Neue Abgeltungssteuer bedroht die Altersvorsorge
Ab dem 1.Januar 2009 wird sich für viele Sparer und Anleger so einiges ändern. Denn mit der zur großen Steuerreform gehörenden Abgeltungssteuer müssen ab diesem Zeitpunkt pauschal 25 Prozent auf alle Zinsen, Dividenden und Kursgewinne an das Finanzamt abgegeben werden. Durch den Solidaritätszuschlag und einer eventuellen Kirchensteuer kann der abgebende Anteil sogar auf bis zu 29 Prozent steigen.

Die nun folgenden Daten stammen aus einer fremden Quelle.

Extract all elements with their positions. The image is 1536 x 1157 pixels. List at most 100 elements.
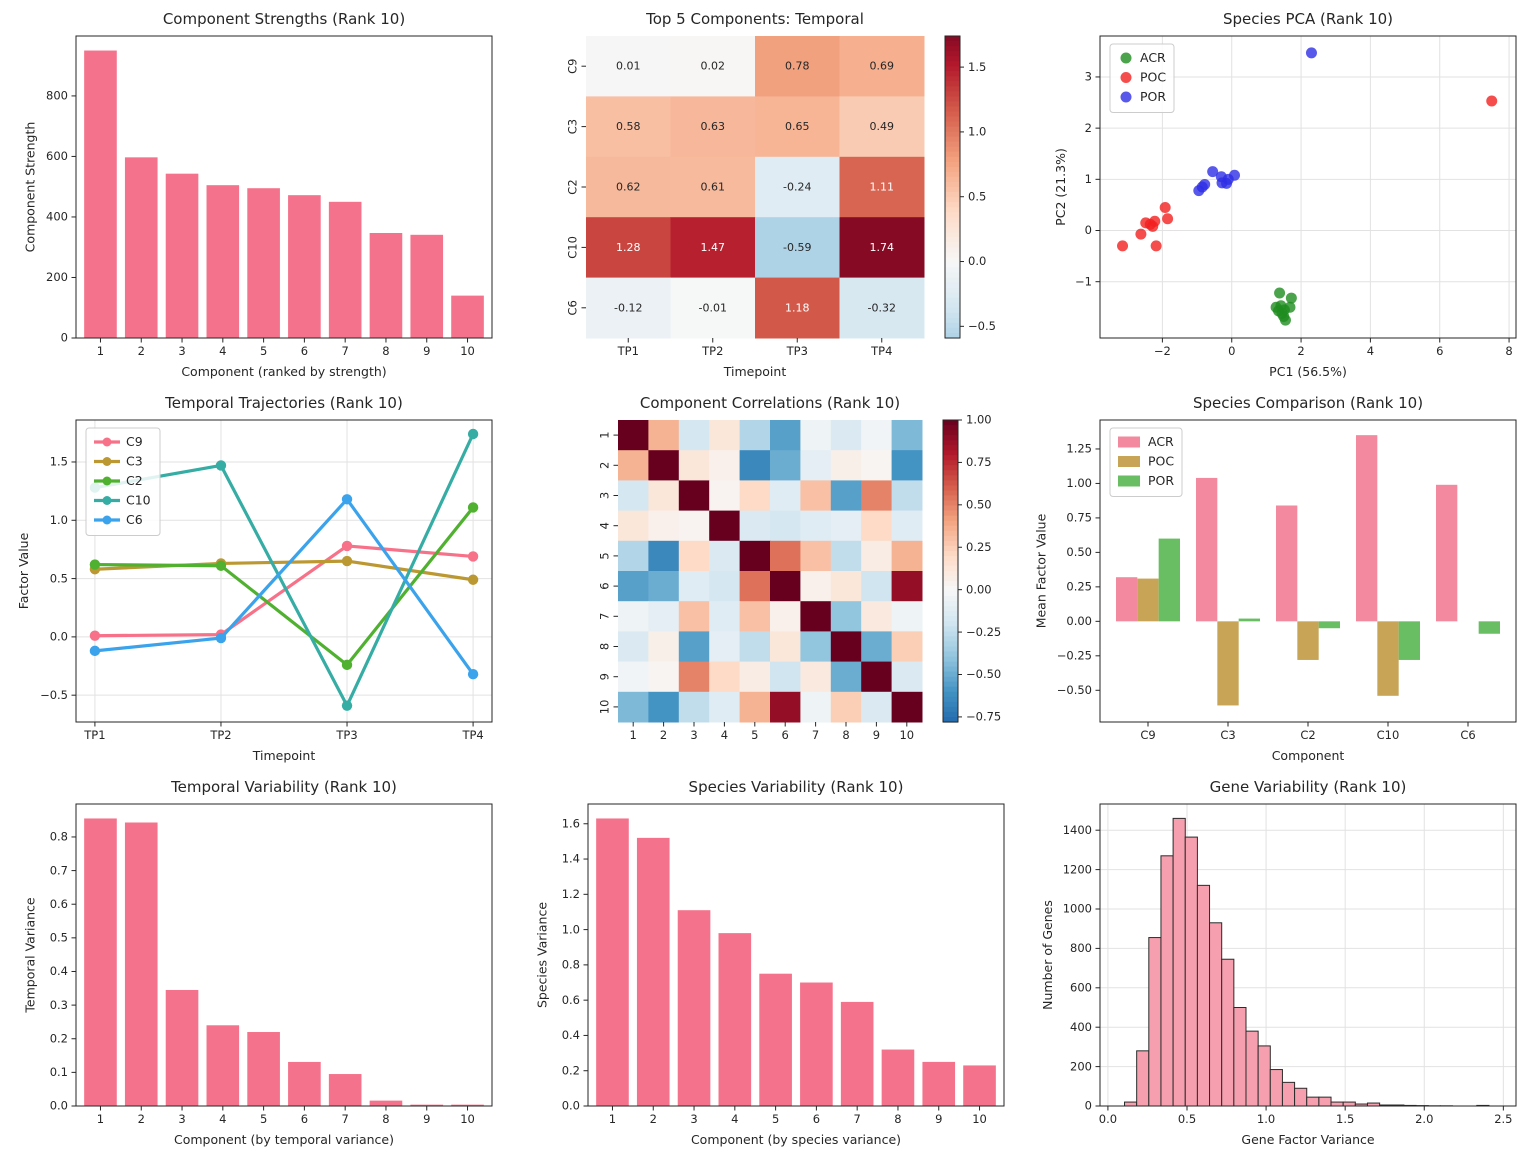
colorbar-segment (943, 465, 958, 471)
y-tick-label: 1400 (1063, 823, 1092, 837)
bar (84, 51, 117, 338)
colorbar-segment (945, 318, 960, 324)
x-tick-label: 1 (97, 344, 104, 358)
scatter-point-POC (1486, 96, 1497, 107)
heatmap-cell (679, 420, 710, 451)
data-point (90, 646, 100, 656)
col-label: 9 (873, 728, 880, 742)
bar-POR (1239, 619, 1260, 622)
y-tick-label: 0.3 (50, 998, 68, 1012)
colorbar-segment (945, 273, 960, 279)
x-tick-label: TP1 (83, 728, 105, 742)
heatmap-cell (740, 601, 771, 632)
y-axis-label: Factor Value (16, 532, 31, 609)
data-point (468, 669, 478, 679)
col-label: 7 (812, 728, 819, 742)
heatmap-cell (861, 541, 892, 572)
heatmap-cell (740, 631, 771, 662)
x-axis-label: PC1 (56.5%) (1269, 364, 1347, 379)
colorbar-segment (943, 631, 958, 637)
colorbar-segment (943, 641, 958, 647)
y-tick-label: 400 (46, 210, 68, 224)
chart-title: Species Comparison (Rank 10) (1193, 394, 1423, 412)
colorbar-segment (943, 546, 958, 552)
x-tick-label: TP4 (461, 728, 483, 742)
colorbar-segment (945, 202, 960, 208)
colorbar-segment (943, 425, 958, 431)
hist-bar (1222, 959, 1234, 1106)
x-tick-label: 4 (219, 1112, 226, 1126)
x-tick-label: 10 (972, 1112, 987, 1126)
heatmap-cell (709, 692, 740, 723)
legend-label: C3 (126, 454, 143, 469)
bar (288, 1062, 321, 1106)
x-tick-label: 3 (178, 1112, 185, 1126)
hist-bar (1246, 1031, 1258, 1106)
chart-title: Top 5 Components: Temporal (645, 10, 864, 28)
heatmap-cell (892, 420, 923, 451)
colorbar-segment (945, 117, 960, 123)
heatmap-cell (861, 662, 892, 693)
x-tick-label: 7 (342, 1112, 349, 1126)
legend-label: POC (1148, 454, 1174, 469)
scatter-point-ACR (1280, 315, 1291, 326)
heatmap-cell (679, 571, 710, 602)
y-tick-label: 0.7 (50, 863, 68, 877)
heatmap-cell (679, 601, 710, 632)
colorbar-segment (943, 667, 958, 673)
chart-title: Species PCA (Rank 10) (1223, 10, 1393, 28)
heatmap-cell (679, 692, 710, 723)
colorbar-segment (945, 162, 960, 168)
heatmap-cell (892, 631, 923, 662)
x-tick-label: 9 (423, 344, 430, 358)
colorbar-segment (943, 652, 958, 658)
colorbar-segment (943, 692, 958, 698)
colorbar-segment (945, 51, 960, 57)
hist-bar (1173, 818, 1185, 1106)
cell-annotation: 0.63 (701, 120, 726, 133)
colorbar-tick-label: −0.50 (966, 667, 1001, 681)
colorbar-segment (945, 192, 960, 198)
y-axis-label: Component Strength (23, 122, 38, 253)
y-tick-label: 0.0 (562, 1099, 580, 1113)
data-point (216, 633, 226, 643)
colorbar-segment (943, 662, 958, 668)
bar (207, 1025, 240, 1106)
cell-annotation: 0.69 (870, 60, 895, 73)
col-label: 5 (751, 728, 758, 742)
y-tick-label: 600 (46, 149, 68, 163)
x-tick-label: 4 (219, 344, 226, 358)
colorbar-segment (943, 581, 958, 587)
heatmap-cell (892, 541, 923, 572)
cell-annotation: -0.01 (699, 301, 727, 314)
y-tick-label: 0.4 (50, 964, 68, 978)
bar-POC (1217, 621, 1238, 705)
y-tick-label: −0.50 (1057, 683, 1092, 697)
x-tick-label: 10 (460, 1112, 475, 1126)
hist-bar (1270, 1070, 1282, 1106)
data-point (216, 460, 226, 470)
colorbar-segment (943, 430, 958, 436)
y-tick-label: 0.2 (562, 1063, 580, 1077)
colorbar-segment (943, 611, 958, 617)
heatmap-cell (770, 601, 801, 632)
colorbar-segment (945, 283, 960, 289)
heatmap-cell (800, 420, 831, 451)
heatmap-cell (861, 692, 892, 723)
colorbar-segment (945, 293, 960, 299)
colorbar-segment (945, 86, 960, 92)
data-point (216, 561, 226, 571)
y-tick-label: 0 (1085, 223, 1092, 237)
legend-marker (1121, 72, 1132, 83)
colorbar-segment (945, 298, 960, 304)
colorbar-segment (945, 157, 960, 163)
colorbar-segment (943, 566, 958, 572)
bar (166, 990, 199, 1106)
colorbar-segment (945, 61, 960, 67)
colorbar-segment (945, 313, 960, 319)
colorbar-tick-label: 1.00 (966, 413, 992, 427)
colorbar-segment (943, 561, 958, 567)
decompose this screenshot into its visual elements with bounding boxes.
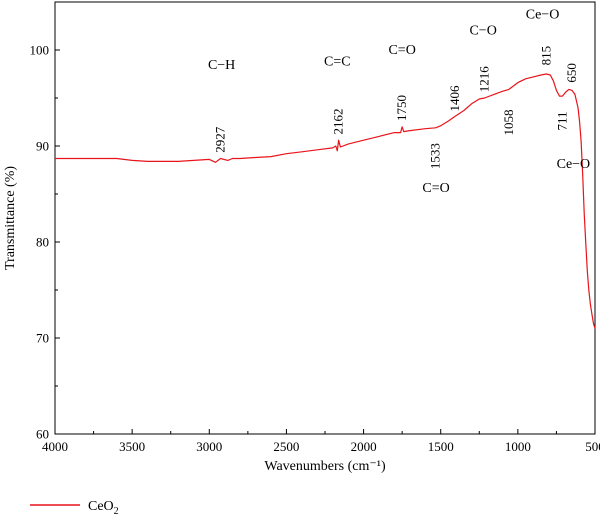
- bond-label: Ce−O: [526, 7, 560, 22]
- bond-label: Ce−O: [557, 157, 591, 172]
- y-axis-label: Transmittance (%): [3, 166, 18, 270]
- peak-label-711: 711: [554, 111, 569, 130]
- spectrum-line-ceo2: [55, 73, 596, 329]
- legend-label-subscript: 2: [114, 506, 119, 514]
- legend: CeO2: [30, 499, 119, 514]
- peak-label-1406: 1406: [447, 85, 462, 112]
- peak-label-815: 815: [538, 46, 553, 66]
- peak-annotations: 2927 2162 1750 1533 1406 1216 1058 815 711 650: [213, 46, 579, 169]
- peak-label-1058: 1058: [501, 110, 516, 136]
- peak-label-2927: 2927: [213, 126, 228, 153]
- legend-label-ceo2: CeO2: [88, 499, 119, 514]
- y-tick-label: 70: [36, 331, 49, 346]
- x-tick-label: 3500: [119, 439, 145, 454]
- bond-label: C=O: [422, 181, 449, 196]
- x-axis-ticks: 4000 3500 3000 2500 2000 1500 1000 500: [42, 429, 600, 454]
- bond-label: C−O: [469, 24, 496, 39]
- x-tick-label: 1500: [428, 439, 454, 454]
- bond-label: C=O: [388, 43, 415, 58]
- x-axis-label: Wavenumbers (cm⁻¹): [264, 459, 386, 474]
- peak-label-1533: 1533: [428, 143, 443, 169]
- peak-label-1216: 1216: [477, 66, 492, 93]
- x-tick-label: 2000: [351, 439, 377, 454]
- legend-label-main: CeO: [88, 499, 114, 514]
- x-tick-label: 4000: [42, 439, 68, 454]
- x-tick-label: 1000: [505, 439, 531, 454]
- bond-labels: C−H C=C C=O C−O Ce−O C=O Ce−O: [208, 7, 590, 196]
- y-tick-label: 60: [36, 427, 49, 442]
- peak-label-1750: 1750: [394, 95, 409, 121]
- bond-label: C−H: [208, 58, 235, 73]
- y-tick-label: 80: [36, 235, 49, 250]
- x-tick-label: 500: [585, 439, 600, 454]
- peak-label-650: 650: [564, 63, 579, 83]
- bond-label: C=C: [324, 54, 351, 69]
- x-tick-label: 2500: [273, 439, 299, 454]
- y-axis-ticks: 60 70 80 90 100: [30, 43, 60, 442]
- y-tick-label: 100: [30, 43, 50, 58]
- y-tick-label: 90: [36, 139, 49, 154]
- x-tick-label: 3000: [196, 439, 222, 454]
- peak-label-2162: 2162: [331, 108, 346, 134]
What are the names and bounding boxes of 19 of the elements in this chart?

Diese Ankündigung führte in der letzten Zeit zu einem wahren Aufschrei und einer großen Ungewissheit um die eigene private Altersvorsorge. Vor allem Anleger von Aktien und Aktienfonds werden von der neuen Steuer extrem belastet. Denn bei dieser Form der Altersvorsorge fällt ab 2009 die Spekulationsfrist weg. Diese gewährt bisher steuerfreie Kursgewinne, wenn man mindestens ein Jahr im Besitz der Wertpapiere war, bevor sie wieder verkauft wurden. Mit der neuen Regelung muss für die Gewinne die volle Abgeltungssteuer von 25 Prozent gezahlt werden. Allerdings gilt das nur für die Kapitalanlagen, die nach dem 31.Dezember 2008 gekauft werden.
Wer vorher mit Aktien, festverzinslichen Wertpapieren oder Aktienfonds vorsorgt, der wird nach dem bisherigen Verfahren behandelt. Um hierfür die besten Angebote zu finden, ist ein Anlageberater oder ein Versicherungsvergleich sehr empfehlenswert.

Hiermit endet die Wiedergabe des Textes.